Siyasi sahne için tehlikeli senaryolar
Demokrasi, herhangi bir insan yapısı gibi, kendi sorunlarına sahiptir. Örneğin, temsili demokrasinin, aynı anda hem eşit temsili hem de hükümet istikrarını sağlaması özellikle zordur. Orantılı temsilin olduğu bir seçim sistemi daha adil görünür ve aslında öyledir ancak kaçınılmaz olarak istikrarsızlığa, belirsizliğe ve nihayetinde reddedilmesine yol açar. İşe yaraması için, Yunan siyasi sisteminde bulunmayan birçok zor koşulun karşılanması gerekir: iş birliği kültürü, temel ilkeler üzerinde fikir birliği, azaltılmış fırsatçılık. Orantılı temsilin bir başka büyük dezavantajı daha vardır: tüm siyasi sistemi aşırı partilerin rehinesi haline getirir.

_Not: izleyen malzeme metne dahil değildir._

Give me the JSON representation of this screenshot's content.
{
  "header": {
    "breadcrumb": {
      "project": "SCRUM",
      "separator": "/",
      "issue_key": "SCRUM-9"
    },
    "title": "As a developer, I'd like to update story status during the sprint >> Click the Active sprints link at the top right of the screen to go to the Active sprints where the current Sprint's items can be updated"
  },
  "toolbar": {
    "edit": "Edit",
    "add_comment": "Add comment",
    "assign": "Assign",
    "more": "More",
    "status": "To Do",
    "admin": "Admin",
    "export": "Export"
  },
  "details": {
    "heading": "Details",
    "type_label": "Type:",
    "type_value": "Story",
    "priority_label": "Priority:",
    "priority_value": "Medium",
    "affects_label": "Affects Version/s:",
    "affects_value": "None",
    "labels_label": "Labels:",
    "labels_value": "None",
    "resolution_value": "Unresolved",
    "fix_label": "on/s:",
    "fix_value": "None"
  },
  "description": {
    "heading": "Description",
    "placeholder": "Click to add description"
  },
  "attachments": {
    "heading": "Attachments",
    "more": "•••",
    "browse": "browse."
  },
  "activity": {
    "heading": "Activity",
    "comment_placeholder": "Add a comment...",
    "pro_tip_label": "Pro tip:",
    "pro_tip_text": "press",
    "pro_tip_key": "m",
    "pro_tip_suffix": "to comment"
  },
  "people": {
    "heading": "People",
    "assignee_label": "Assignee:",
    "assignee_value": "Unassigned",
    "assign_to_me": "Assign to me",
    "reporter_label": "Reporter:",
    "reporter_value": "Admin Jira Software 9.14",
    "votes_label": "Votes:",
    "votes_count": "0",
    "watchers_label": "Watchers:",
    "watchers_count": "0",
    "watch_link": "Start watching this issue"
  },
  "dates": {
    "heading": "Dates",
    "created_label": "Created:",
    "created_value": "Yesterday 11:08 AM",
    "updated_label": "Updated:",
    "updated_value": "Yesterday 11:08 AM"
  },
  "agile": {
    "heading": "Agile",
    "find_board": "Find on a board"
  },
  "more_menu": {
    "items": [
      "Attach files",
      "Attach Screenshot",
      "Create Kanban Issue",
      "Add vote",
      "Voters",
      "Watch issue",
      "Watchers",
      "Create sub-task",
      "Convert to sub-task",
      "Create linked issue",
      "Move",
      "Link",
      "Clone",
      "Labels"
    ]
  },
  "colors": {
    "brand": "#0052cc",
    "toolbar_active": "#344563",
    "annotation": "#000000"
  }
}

Hükümet istikrarını sağlamanın bir yolu çoğunluk prim sistemidir (Yunanistan’da “güçlendirilmiş orantılılık” olarak bilinir). Siyasi sistemin parçalanmasını önlemenin bir diğer yolu da Parlamento’ya girmek için bir eşik belirlemektir, örneğin mevcut %3. Her iki durumda da halkın iradesinin ifadesinin çarpıtıldığı yadsınamaz, çünkü vatandaşlara sunulan seçenekler yapay olarak azaltılırken, oyları aynı ağırlığı taşımaz.
Hükümet istikrarı bu maliyete değer mi? Cevap “evet” olsa bile, sadece sınırlar olması gerektiğini savunabiliriz. Yani, demokratik ilkeyi açıkça ihlal etmediği noktaya kadar bir çoğunluk bonus sistemini kabul edebiliriz. Kolayca bonus koltuklar veren ve aynı zamanda giriş barajını yükselten bir seçim sistemi eşit temsil ilkesini büyük ölçüde çarpıtacaktır.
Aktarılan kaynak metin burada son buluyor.